As with all accounts of Western support for jihadists in Syria, Libya, and elsewhere (not least of course in the southern Russian border areas), we must always keep in mind that this implies that terror attacks in large European cities—London and Manchester, Paris and Berlin—are connected to this support structure too. That is not the same as saying they are necessarily intended by Western sponsors, but these may be complicit in them on occasion.

President Barack Obama was involved early on in the supply of arms to the rebels in Syria, although he initially tried to limit support. Thus in September 2011 Obama was pressed by Turkey, Saudi Arabia and Qatar to supply anti-tank and anti-aircraft weapons to the armed groups that these Sunni states were planning to set up in Syria. Obama refused direct US supplies but agreed to set up a logistical system so that any arms these states were going to supply, would reach the intended beneficiaries. The CIA then arranged the shipment of weapon stocks of the Gaddafi regime stored in Benghazi. As revealed by Seymour Hersh in 2014, CIA-controlled firms shipped the weapons to small ports in Syria, with US military managing the logistics and Saudi Arabia covering costs.

The size and calibre of the arms supplied is stunning. Already in August 2012, one shipment included not only small arms but also 400 howitzers (artillery pieces). By that time the supply line had delivered an estimated 2 750 tons of weapons to the rebels. However, after the NATO regime change in Libya, local militants attacked the Benghazi embassy annex from where the operation was run and in September the supply stopped.

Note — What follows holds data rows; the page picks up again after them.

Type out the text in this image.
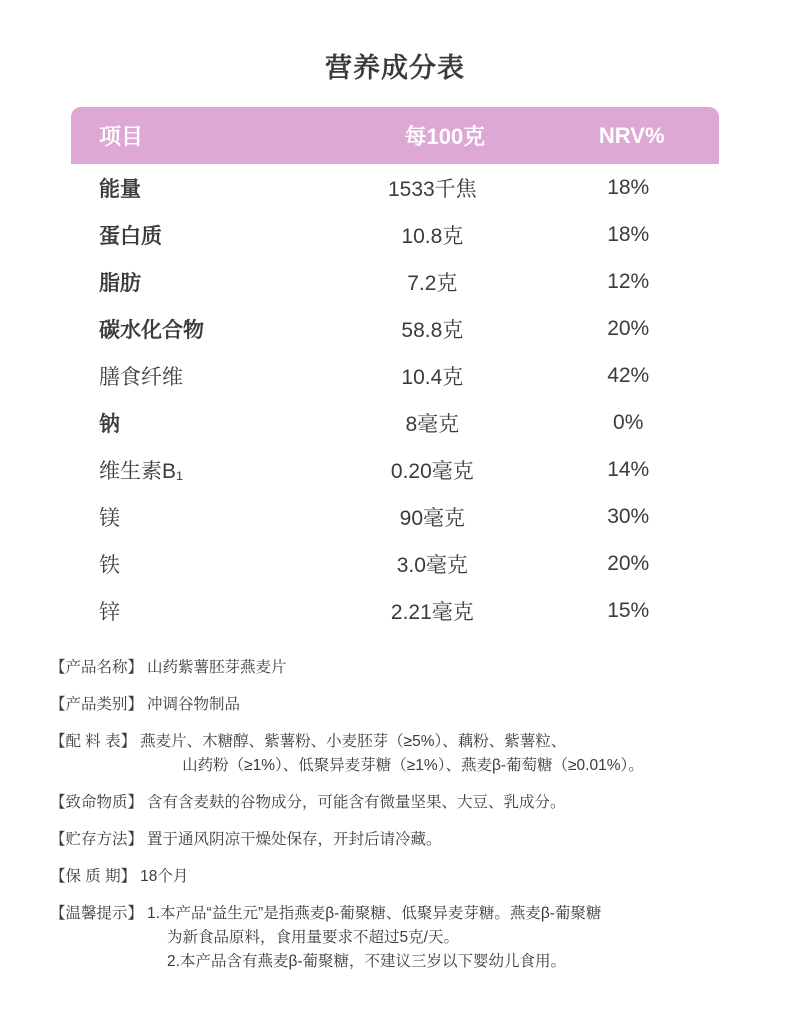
营养成分表
项目	每100克	NRV%
能量	1533千焦	18%
蛋白质	10.8克	18%
脂肪	7.2克	12%
碳水化合物	58.8克	20%
膳食纤维	10.4克	42%
钠	8毫克	0%
维生素B₁	0.20毫克	14%
镁	90毫克	30%
铁	3.0毫克	20%
锌	2.21毫克	15%
【产品名称】 山药紫薯胚芽燕麦片
【产品类别】 冲调谷物制品
【配 料 表】 燕麦片、木糖醇、紫薯粉、小麦胚芽（≥5%）、藕粉、紫薯粒、
山药粉（≥1%）、低聚异麦芽糖（≥1%）、燕麦β-葡萄糖（≥0.01%）。
【致命物质】 含有含麦麸的谷物成分，可能含有微量坚果、大豆、乳成分。
【贮存方法】 置于通风阴凉干燥处保存，开封后请冷藏。
【保 质 期】 18个月
【温馨提示】 1.本产品“益生元”是指燕麦β-葡聚糖、低聚异麦芽糖。燕麦β-葡聚糖
为新食品原料，食用量要求不超过5克/天。
2.本产品含有燕麦β-葡聚糖，不建议三岁以下婴幼儿食用。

With help from the CIA, Saudi representatives were then brought into contact with Croatia, which had huge stocks of arms from the civil war in Yugoslavia, another NATO operation. Using cargo planes, this route supplied a further 8 000 tons of weapons to Syria through 2013 alone, via Turkey. It included armoured rocket launch vehicles, anti-aircraft guns, astronomical amounts of rockets and rocket-propelled grenades and other munitions. The plan to provide the jihadists with a full-fledged conventional army with a marked anti-tank capability of the most advanced type was now well on its way to being fulfilled. Topping it all was an order placed in Serbia for three hundred tanks.

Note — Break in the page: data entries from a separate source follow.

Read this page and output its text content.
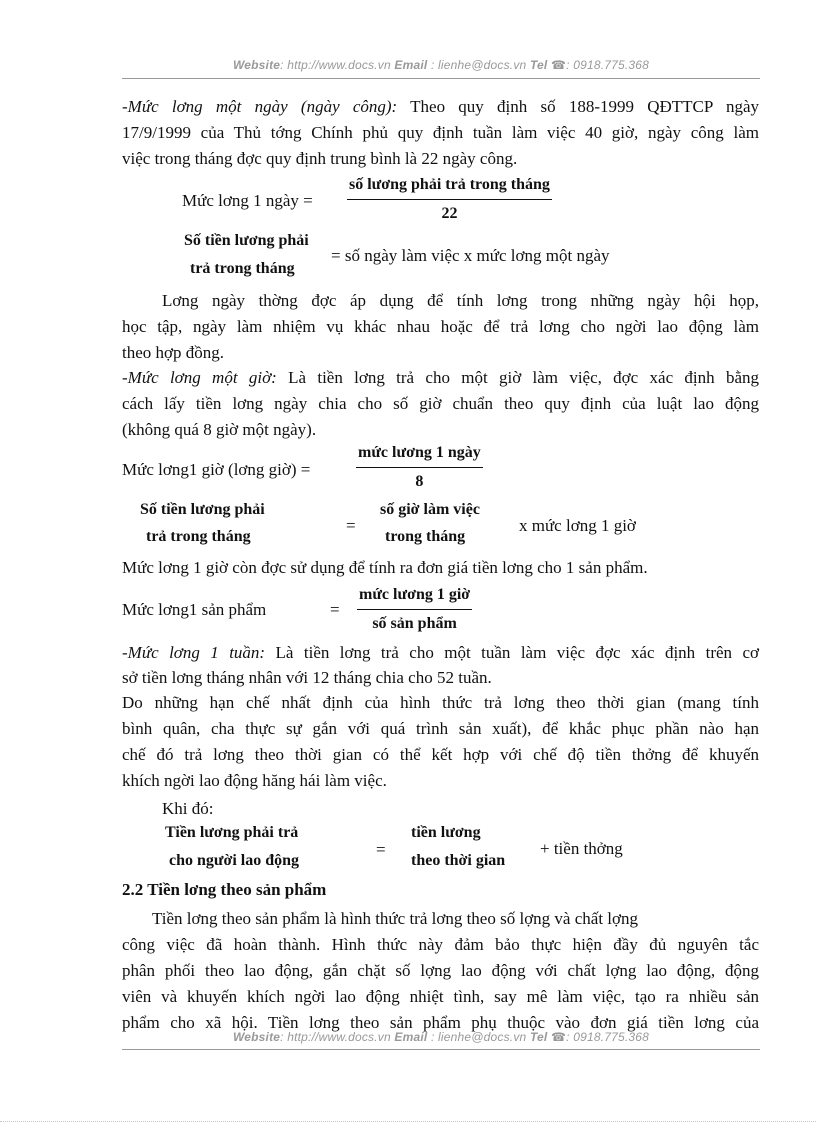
Website: http://www.docs.vn Email : lienhe@docs.vn Tel ☎: 0918.775.368
-Mức lơng một ngày (ngày công): Theo quy định số 188-1999 QĐTTCP ngày
17/9/1999 của Thủ tớng Chính phủ quy định tuần làm việc 40 giờ, ngày công làm
việc trong tháng đợc quy định trung bình là 22 ngày công.
Mức lơng 1 ngày =
số lương phải trả trong tháng
22
Số tiền lương phải
trả trong tháng
= số ngày làm việc x mức lơng một ngày
Lơng ngày thờng đợc áp dụng để tính lơng trong những ngày hội họp,
học tập, ngày làm nhiệm vụ khác nhau hoặc để trả lơng cho ngời lao động làm
theo hợp đồng.
-Mức lơng một giờ: Là tiền lơng trả cho một giờ làm việc, đợc xác định bằng
cách lấy tiền lơng ngày chia cho số giờ chuẩn theo quy định của luật lao động
(không quá 8 giờ một ngày).
Mức lơng1 giờ (lơng giờ) =
mức lương 1 ngày
8
Số tiền lương phải
trả trong tháng
=
số giờ làm việc
trong tháng
x mức lơng 1 giờ
Mức lơng 1 giờ còn đợc sử dụng để tính ra đơn giá tiền lơng cho 1 sản phẩm.
Mức lơng1 sản phẩm	=
mức lương 1 giờ
số sản phẩm
-Mức lơng 1 tuần: Là tiền lơng trả cho một tuần làm việc đợc xác định trên cơ
sở tiền lơng tháng nhân với 12 tháng chia cho 52 tuần.
Do những hạn chế nhất định của hình thức trả lơng theo thời gian (mang tính
bình quân, cha thực sự gắn với quá trình sản xuất), để khắc phục phần nào hạn
chế đó trả lơng theo thời gian có thể kết hợp với chế độ tiền thởng để khuyến
khích ngời lao động hăng hái làm việc.
Khi đó:
Tiền lương phải trả
cho người lao động
=
tiền lương
theo thời gian
+ tiền thởng
2.2 Tiền lơng theo sản phẩm
Tiền lơng theo sản phẩm là hình thức trả lơng theo số lợng và chất lợng
công việc đã hoàn thành. Hình thức này đảm bảo thực hiện đầy đủ nguyên tắc
phân phối theo lao động, gắn chặt số lợng lao động với chất lợng lao động, động
viên và khuyến khích ngời lao động nhiệt tình, say mê làm việc, tạo ra nhiều sản
phẩm cho xã hội. Tiền lơng theo sản phẩm phụ thuộc vào đơn giá tiền lơng của
Website: http://www.docs.vn Email : lienhe@docs.vn Tel ☎: 0918.775.368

In Obama’s second term, the president reversed his previous ban on lethal assistance to anti-Assad armed groups. In December 2013 the U.S. supplied 15,000 TOW anti-tank missiles to the Saudis at a cost of about $1 billion, to be distributed to groups vetted by the US. The TOW missiles began to arrive in Syria in 2014 and soon had a major impact on the military balance. Along with the entry of 20 000 foreign fighters into Syria via Turkey, this made the al-Nusra front the dominant force against Assad, Porter writes. In the context created by influx of weaponry and the tens of thousands of foreign fighters, the ISIS phenomenon, too, could take shape. By early 2013, the Free Syrian Army had effectively merged into the jihadist formations.

As Washington got suspicious of the sort of groups Qatar and Turkey were giving aid to, it wanted the Saudi’s to give sophisticated anti-tank weapons only to certain formations, but in 2015 and ’16, the TOW missiles had found their way into al-Nusra arsenals.

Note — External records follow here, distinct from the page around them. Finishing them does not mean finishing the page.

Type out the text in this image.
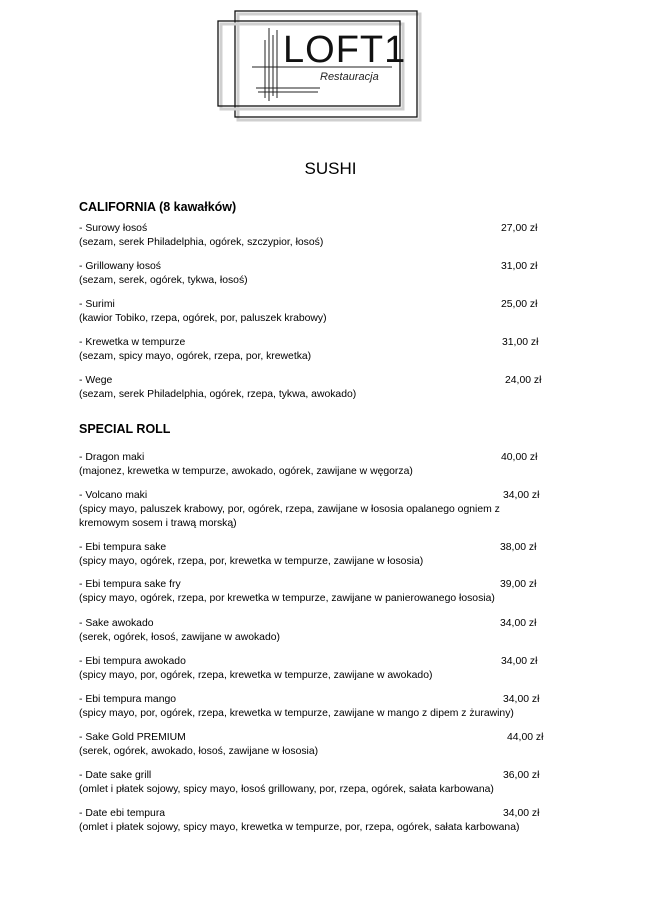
LOFT1
Restauracja
SUSHI
CALIFORNIA (8 kawałków)
- Surowy łosoś
(sezam, serek Philadelphia, ogórek, szczypior, łosoś)
27,00 zł
- Grillowany łosoś
(sezam, serek, ogórek, tykwa, łosoś)
31,00 zł
- Surimi
(kawior Tobiko, rzepa, ogórek, por, paluszek krabowy)
25,00 zł
- Krewetka w tempurze
(sezam, spicy mayo, ogórek, rzepa, por, krewetka)
31,00 zł
- Wege
(sezam, serek Philadelphia, ogórek, rzepa, tykwa, awokado)
24,00 zł
SPECIAL ROLL
- Dragon maki
(majonez, krewetka w tempurze, awokado, ogórek, zawijane w węgorza)
40,00 zł
- Volcano maki
(spicy mayo, paluszek krabowy, por, ogórek, rzepa, zawijane w łososia opalanego ogniem z
kremowym sosem i trawą morską)
34,00 zł
- Ebi tempura sake
(spicy mayo, ogórek, rzepa, por, krewetka w tempurze, zawijane w łososia)
38,00 zł
- Ebi tempura sake fry
(spicy mayo, ogórek, rzepa, por krewetka w tempurze, zawijane w panierowanego łososia)
39,00 zł
- Sake awokado
(serek, ogórek, łosoś, zawijane w awokado)
34,00 zł
- Ebi tempura awokado
(spicy mayo, por, ogórek, rzepa, krewetka w tempurze, zawijane w awokado)
34,00 zł
- Ebi tempura mango
(spicy mayo, por, ogórek, rzepa, krewetka w tempurze, zawijane w mango z dipem z żurawiny)
34,00 zł
- Sake Gold PREMIUM
(serek, ogórek, awokado, łosoś, zawijane w łososia)
44,00 zł
- Date sake grill
(omlet i płatek sojowy, spicy mayo, łosoś grillowany, por, rzepa, ogórek, sałata karbowana)
36,00 zł
- Date ebi tempura
(omlet i płatek sojowy, spicy mayo, krewetka w tempurze, por, rzepa, ogórek, sałata karbowana)
34,00 zł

In the rebel conquest of Idlib province, the US then gave the green light for the remaining ‘moderates’ to ally with the jihadists, and the same happened in Aleppo, where they were eventually defeated. There again it transpired that for Western media, the jihadists are the favourite sons, including the allegedly humanitarian branch, the ‘White Helmets’.

The upshot of it all is that the United States, in a tradition that goes back decades, has supported the most reactionary and cruel fighters for the purpose of destabilising a regime it and its allies do not want to survive. The ‘War on Terror’ is actually a war WITH the terrorists and the only question that remains unanswered is to which extent terrorism in Western Europe too is controlled by the US-backed Middle Eastern Sunni coalition and Israel.